Wednesday 12 December 2007
I saw Stuart in the High Street, struggling with some carrier bags weighing him down on one side, his jacket sleeve on the other side empty. He had his back to me, heading in the direction of Talbot Street, making slow progress.
I should have immediately caught up with him, offered to give him a hand with the bags, and enjoyed his company on the last few hundred yards back to the house.
Of course, I did none of these things. I skulked around in the doorway of the hairdresser’s for a few minutes, then pretended to study the window of the bookshop, keeping my head down until he’d turned the corner and was out of sight.
It wasn’t just the embarrassment about screaming my head off just because I’d woken up on his sofa. The more I’d thought about it since, the worse it got. He was a doctor, a mental health practitioner at that. He was everyone and everything I’d spent the last three years trying to avoid. He smelled of hospitals, he emanated authority like a scent: people telling you what to do, diagnosing you, feeding you drugs, making decisions for you, steering your life down a path they could control.
I chanced a glance up to the right, around the various bodies wrapped in warm coats and cars and buses, to see if he was still there.
‘Thought it was you. How are you?’
I spun round to find him at my left shoulder, another bag added to those weighing him down.
‘I’m okay, thanks. Gosh, those look heavy.’
‘They are, a bit.’
He must have turned around when I wasn’t looking, gone back into the pharmacy on the corner. I hesitated for a moment, knowing that I couldn’t very well leave him to walk home with those bags and realising that it would mean I couldn’t take my usual route home via the alleyway at the back.

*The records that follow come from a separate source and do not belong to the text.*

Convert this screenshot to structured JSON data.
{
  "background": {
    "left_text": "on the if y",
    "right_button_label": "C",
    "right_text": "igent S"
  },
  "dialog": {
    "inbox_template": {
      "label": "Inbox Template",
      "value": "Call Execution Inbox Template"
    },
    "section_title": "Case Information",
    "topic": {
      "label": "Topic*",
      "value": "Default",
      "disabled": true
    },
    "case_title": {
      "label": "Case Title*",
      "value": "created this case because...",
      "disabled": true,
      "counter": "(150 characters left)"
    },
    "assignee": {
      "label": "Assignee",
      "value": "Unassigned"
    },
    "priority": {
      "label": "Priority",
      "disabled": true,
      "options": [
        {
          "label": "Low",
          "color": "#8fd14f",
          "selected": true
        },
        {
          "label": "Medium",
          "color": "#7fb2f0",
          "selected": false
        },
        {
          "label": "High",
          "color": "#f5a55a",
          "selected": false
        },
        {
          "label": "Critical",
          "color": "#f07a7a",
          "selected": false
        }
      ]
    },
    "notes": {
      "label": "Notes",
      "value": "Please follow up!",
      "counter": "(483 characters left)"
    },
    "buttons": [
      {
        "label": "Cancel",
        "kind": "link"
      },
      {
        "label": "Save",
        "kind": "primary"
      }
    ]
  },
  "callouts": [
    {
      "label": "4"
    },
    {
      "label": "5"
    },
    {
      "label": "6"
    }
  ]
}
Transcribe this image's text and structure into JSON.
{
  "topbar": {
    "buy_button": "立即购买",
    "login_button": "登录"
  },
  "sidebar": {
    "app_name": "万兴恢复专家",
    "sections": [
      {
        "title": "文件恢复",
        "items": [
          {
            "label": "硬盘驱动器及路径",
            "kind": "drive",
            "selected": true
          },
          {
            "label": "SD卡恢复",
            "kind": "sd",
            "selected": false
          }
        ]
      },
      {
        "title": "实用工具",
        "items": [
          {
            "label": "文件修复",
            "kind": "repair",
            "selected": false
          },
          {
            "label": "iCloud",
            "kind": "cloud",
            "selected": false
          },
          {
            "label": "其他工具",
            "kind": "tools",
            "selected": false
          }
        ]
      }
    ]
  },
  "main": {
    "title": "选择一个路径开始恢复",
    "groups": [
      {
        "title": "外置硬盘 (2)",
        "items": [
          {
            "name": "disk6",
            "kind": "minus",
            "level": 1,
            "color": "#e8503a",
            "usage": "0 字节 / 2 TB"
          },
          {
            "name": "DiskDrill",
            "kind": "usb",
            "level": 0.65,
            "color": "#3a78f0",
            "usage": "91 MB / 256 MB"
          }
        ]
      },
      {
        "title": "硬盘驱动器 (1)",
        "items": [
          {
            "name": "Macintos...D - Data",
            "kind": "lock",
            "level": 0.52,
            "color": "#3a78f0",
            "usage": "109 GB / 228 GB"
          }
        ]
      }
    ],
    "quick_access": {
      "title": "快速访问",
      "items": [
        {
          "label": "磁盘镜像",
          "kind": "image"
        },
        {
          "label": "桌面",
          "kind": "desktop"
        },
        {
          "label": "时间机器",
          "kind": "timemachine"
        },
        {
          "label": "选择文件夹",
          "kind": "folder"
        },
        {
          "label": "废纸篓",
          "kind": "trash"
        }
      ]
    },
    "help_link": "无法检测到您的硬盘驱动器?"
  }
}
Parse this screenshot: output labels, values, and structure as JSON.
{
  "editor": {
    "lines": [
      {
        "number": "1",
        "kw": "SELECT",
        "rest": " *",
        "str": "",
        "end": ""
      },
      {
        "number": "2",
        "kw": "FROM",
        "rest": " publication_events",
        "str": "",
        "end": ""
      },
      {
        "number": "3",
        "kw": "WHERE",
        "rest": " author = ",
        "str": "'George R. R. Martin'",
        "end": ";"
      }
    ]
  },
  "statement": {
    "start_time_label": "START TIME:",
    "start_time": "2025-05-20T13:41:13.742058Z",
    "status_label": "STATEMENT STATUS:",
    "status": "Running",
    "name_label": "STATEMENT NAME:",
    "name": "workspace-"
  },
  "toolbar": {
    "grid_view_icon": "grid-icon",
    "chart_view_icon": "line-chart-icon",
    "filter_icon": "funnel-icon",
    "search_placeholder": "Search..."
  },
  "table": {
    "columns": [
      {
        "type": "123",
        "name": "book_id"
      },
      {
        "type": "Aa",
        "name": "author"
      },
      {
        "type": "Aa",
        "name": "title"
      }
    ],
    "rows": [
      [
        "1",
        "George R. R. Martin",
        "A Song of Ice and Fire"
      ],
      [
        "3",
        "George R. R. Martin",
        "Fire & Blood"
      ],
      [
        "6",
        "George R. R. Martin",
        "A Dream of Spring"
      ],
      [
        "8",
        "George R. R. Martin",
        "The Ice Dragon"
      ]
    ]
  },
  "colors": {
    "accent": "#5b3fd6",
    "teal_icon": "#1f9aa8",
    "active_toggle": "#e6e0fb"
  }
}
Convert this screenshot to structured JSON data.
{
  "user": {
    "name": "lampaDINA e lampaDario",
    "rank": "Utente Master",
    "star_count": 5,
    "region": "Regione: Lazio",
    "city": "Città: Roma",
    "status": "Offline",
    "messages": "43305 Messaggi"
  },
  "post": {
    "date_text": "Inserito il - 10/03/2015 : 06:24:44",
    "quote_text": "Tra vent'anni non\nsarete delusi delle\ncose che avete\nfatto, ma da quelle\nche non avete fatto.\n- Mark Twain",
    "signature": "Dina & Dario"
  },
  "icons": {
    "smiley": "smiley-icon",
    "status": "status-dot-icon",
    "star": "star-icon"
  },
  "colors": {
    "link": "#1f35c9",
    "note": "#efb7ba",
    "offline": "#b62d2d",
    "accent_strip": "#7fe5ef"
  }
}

‘Are you walking my way?’ he said with a smile.
I felt unreasonably bad-tempered, mainly at my pathetic attempt to avoid him and the fact that I’d not had the sense to go inside the shop and hide myself away properly. I contemplated saying no, I thought about making some excuse about meeting someone, but sometimes it was just easier to give in.
‘Here, let me take those bags for you,’ I said as we started walking.
‘It’s alright, really,’ he said.
‘Some of them, then.’
‘Thanks.’ He handed over two of the lightest ones and we carried on walking.
‘How’s the shoulder?’
‘Bit better today, I think. It’ll probably hurt more later. I only came out to get some milk.’
We walked along in silence for a while. I felt jumpy, as if I wanted to break into a run. He kept a respectable distance between us, so much that people walking in the opposite direction kept walking in between us. I wondered if he was having trouble keeping up with me.
‘It’s your appointment tomorrow, isn’t it?’ he asked at last.
I slowed down a little until he drew level. I didn’t want to be talking about medical shit in the High Street. ‘Yes, it is.’
‘You feeling okay about it?’
‘I guess so.’
We crossed the road and turned into Talbot Street. There were fewer people down here, and the pavement was narrower.
‘Sorry I gave you a fright the other day. I should have woken you up, I think.’
‘I shouldn’t have fallen asleep in the first place. Don’t worry, it won’t happen again.’
I felt him give me a look, but I kept my eyes straight ahead.
‘I know this must be hard for you,’ he said.
That did it. I turned to face him, the bags swinging round abruptly and hitting my legs. ‘No, Stuart, you don’t know at all,’ I said. ‘You have no idea. You think you know everything just because you peer into people’s minds every day. Well, you know nothing at all about what’s going on in mine.’
It might well be true that he was used to outbursts like this, used to people challenging him, but perhaps not on the pavement outside his house. He looked startled, and for a moment he was lost for words, so I seized the chance that gave me.
‘I’ll see you soon,’ I said, putting the bags down. He would have to carry them upstairs himself.
‘Where are you going?’
‘No idea,’ I said, walking away. ‘I just don’t feel like going in yet.’
I heard the door open and slam shut behind him, and only then did I look over my shoulder. He’d gone inside. I was nearly level with the alleyway, and for a moment I thought about going straight down there and checking the house from the back, but I was too angry. I felt agitated, my nerves twanging like an elastic band that had been stretched too thin.